In contrast, strong agency involves human-like qualities such as intention, reasoning, and adaptability, driving research in generative AI and conversational agents. These concepts are essential as AI agents now aim to collaborate seamlessly with humans and tackle tasks requiring adaptability and contextual understanding.
Transforming Business Today
Organizations are already seeing impact from AI agents.

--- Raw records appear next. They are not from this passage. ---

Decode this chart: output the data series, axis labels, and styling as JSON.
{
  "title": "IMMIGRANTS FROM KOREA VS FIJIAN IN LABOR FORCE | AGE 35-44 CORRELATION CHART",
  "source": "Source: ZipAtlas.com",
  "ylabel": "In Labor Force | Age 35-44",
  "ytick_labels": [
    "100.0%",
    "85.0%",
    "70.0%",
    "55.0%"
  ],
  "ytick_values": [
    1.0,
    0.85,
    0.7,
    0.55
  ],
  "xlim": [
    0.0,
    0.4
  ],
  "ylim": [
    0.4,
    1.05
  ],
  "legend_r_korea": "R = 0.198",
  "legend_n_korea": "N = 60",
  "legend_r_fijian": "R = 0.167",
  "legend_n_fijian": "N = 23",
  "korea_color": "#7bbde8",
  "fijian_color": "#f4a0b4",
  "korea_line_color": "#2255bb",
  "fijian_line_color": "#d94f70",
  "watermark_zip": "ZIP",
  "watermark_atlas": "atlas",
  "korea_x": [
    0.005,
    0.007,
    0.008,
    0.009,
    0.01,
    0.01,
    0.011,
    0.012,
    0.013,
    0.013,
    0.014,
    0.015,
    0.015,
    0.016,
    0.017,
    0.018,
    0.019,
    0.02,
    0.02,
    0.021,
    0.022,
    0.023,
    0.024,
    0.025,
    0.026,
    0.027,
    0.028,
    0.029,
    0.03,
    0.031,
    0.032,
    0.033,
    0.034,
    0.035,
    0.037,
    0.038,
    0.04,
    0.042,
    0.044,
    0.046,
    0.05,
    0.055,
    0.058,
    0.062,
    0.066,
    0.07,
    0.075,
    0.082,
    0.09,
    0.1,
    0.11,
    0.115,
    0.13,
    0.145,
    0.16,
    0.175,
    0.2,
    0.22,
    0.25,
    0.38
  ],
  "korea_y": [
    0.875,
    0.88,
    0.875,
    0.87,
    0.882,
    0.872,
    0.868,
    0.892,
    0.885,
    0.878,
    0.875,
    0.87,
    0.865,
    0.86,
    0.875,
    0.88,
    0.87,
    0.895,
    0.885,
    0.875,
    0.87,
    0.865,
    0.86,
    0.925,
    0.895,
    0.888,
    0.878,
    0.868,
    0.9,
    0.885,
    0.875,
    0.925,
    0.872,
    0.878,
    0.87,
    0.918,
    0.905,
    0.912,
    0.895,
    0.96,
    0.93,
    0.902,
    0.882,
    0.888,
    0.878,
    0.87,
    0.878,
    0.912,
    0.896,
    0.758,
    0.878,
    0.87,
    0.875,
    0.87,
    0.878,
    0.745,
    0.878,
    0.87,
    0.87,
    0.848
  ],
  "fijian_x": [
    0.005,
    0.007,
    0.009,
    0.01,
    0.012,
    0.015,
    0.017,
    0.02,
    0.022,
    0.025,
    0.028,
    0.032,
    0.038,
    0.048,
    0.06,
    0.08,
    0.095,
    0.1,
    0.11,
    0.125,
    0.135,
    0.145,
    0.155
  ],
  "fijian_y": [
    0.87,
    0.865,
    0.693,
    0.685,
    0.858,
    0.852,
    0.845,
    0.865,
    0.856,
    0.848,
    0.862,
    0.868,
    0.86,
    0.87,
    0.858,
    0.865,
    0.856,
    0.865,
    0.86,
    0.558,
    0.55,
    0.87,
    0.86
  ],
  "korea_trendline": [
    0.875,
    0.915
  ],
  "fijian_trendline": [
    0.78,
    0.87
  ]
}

According to a recent report from LangChain - one of the leading platforms for building AI agent applications - the top use cases are:
Research and Summarization (58% of implementations)
Gathering and synthesizing information from multiple sources
Conducting market and competitive analysis
Summarizing large documents or data sets
Personal Productivity Assistance (53.5%)
Managing schedules and workflows
Processing emails and communications
Automating routine tasks
Customer Service Automation (45.8%)
Handling initial customer inquiries
Routing and escalating complex issues
Providing 24/7 support coverage
Industry analysts predict that in 2025, 25% of companies using generative AI will launch agentic AI pilots or proofs of concept, growing to 50% by 2027.